Menhan Prabowo Ungkap Alasan Sering Kunjungan Kerja ke Luar Negeri Menhan Prabowo Subianto di Jakarta, Kamis, (24/10) (Foto: antaranews)

MerahPutih.Com - Menteri Pertahanan (Menhan) Prabowo Subianto menyatakan, kunjungannya ke luar negeri itu demi kepentingan negara, utamanya dalam hal alat utama sistem pertahanan (alutsista).

Ia sekaligus menjawab kritik Partai Keadilan Sejahtera soal lawatannya ke sejumlah negara.

Baca Juga:

Kebanyakan Berkunjung ke Luar Negeri, Menhan Prabowo Dikritik PKS

"Memang kita butuh untuk keliling, menjajaki kemungkinan-kemungkinan. Kita harus pelajari alutsista yang ada," ujar Prabowo kepada wartawan di DPR, Senayan, Jakarta, Senin (20/1).

Menhan Prabowo Subianto bersama Panglima TNI Marsekal TNI Hadi Tjahjanto
Menhan Prabowo saat kunker di Mabes TNI. Foto: Twitter/@Prabowo

Menurut Prabowo, pemerintah perlu menjajaki peluang agar negara-negara lain mau menjual alutsista mereka kepada Indonesia.

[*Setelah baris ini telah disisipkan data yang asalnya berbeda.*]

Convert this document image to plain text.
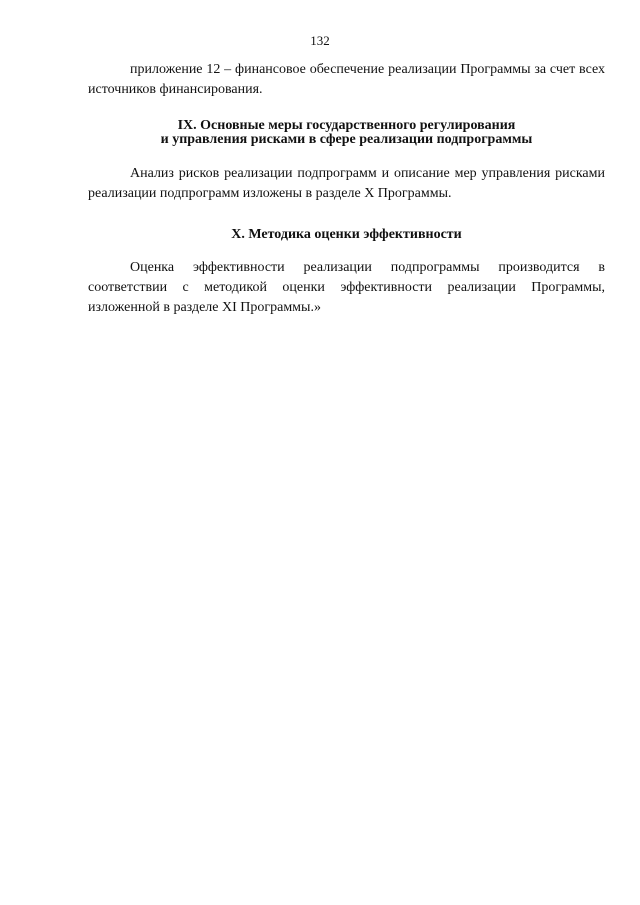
132

приложение 12 – финансовое обеспечение реализации Программы за счет всех источников финансирования.

IX. Основные меры государственного регулирования
и управления рисками в сфере реализации подпрограммы

Анализ рисков реализации подпрограмм и описание мер управления рисками реализации подпрограмм изложены в разделе X Программы.

X. Методика оценки эффективности

Оценка эффективности реализации подпрограммы производится в соответствии с методикой оценки эффективности реализации Программы, изложенной в разделе XI Программы.»
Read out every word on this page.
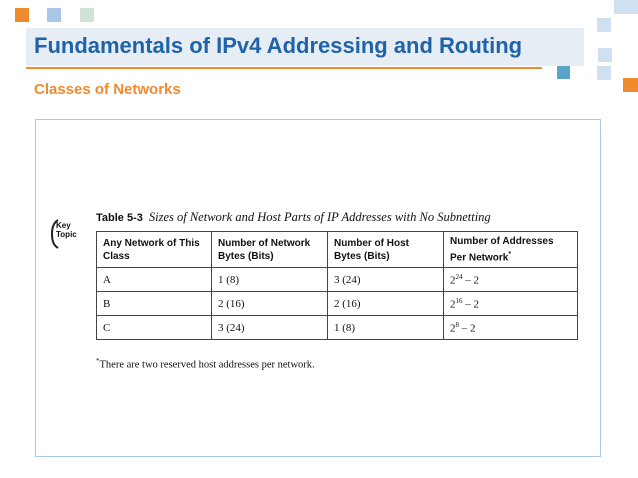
Fundamentals of IPv4 Addressing and Routing
Classes of Networks
Key
Topic
Table 5-3 Sizes of Network and Host Parts of IP Addresses with No Subnetting
Any Network of This Class	Number of Network Bytes (Bits)	Number of Host Bytes (Bits)	Number of Addresses Per Network*
A	1 (8)	3 (24)	$2^{24} - 2$
B	2 (16)	2 (16)	$2^{16} - 2$
C	3 (24)	1 (8)	$2^8 - 2$
*There are two reserved host addresses per network.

"Kita juga harus minta dukungan dari negara-negara lain karena belum tentu alutsista itu diberi kepada kita untuk dibeli," ucapnya.

Prabowo mengaku bahwa Indonesia perlu meningkatkan kapasitas pertahanan dengan salah satunya memodernisasi alutsista.

Langkah itu, paparnya, diperlukan agar Indonesia memiliki kemampuan untuk menegakkan kedaulatan wilayah, terutama setelah insiden pelanggaran wilayah oleh puluhan kapal ikan China di Natuna baru-baru ini.

"Kita tidak bisa serta merta punya pertahanan kuat, tentunya pemerintah harus memikirkan ini. Soal pelanggaran wilayah, termasuk di Natuna baru-baru ini, harus menjadi perhatian seluruh pihak," kata Prabowo.

Sebelumnya, sejumlah politisi Partai Keadilan Sejahtera (PKS) mengkritik kunjungan kerja Menteri Pertahanan Prabowo Subianto yang hingga saat ini tercatat sudah ke tujuh negara.

Baca Juga:

'PR' Pertama Menhan Prabowo: Urus 3 Persen Anggota TNI Terpapar Radikalisme

Ketua DPP PKS Mardani Ali Sera mengingatkan mengenai pesan Presiden Joko Widodo yang sempat menyatakan bahwa kunjungan atau studi ke luar negeri juga bisa dilakukan melalui ponsel.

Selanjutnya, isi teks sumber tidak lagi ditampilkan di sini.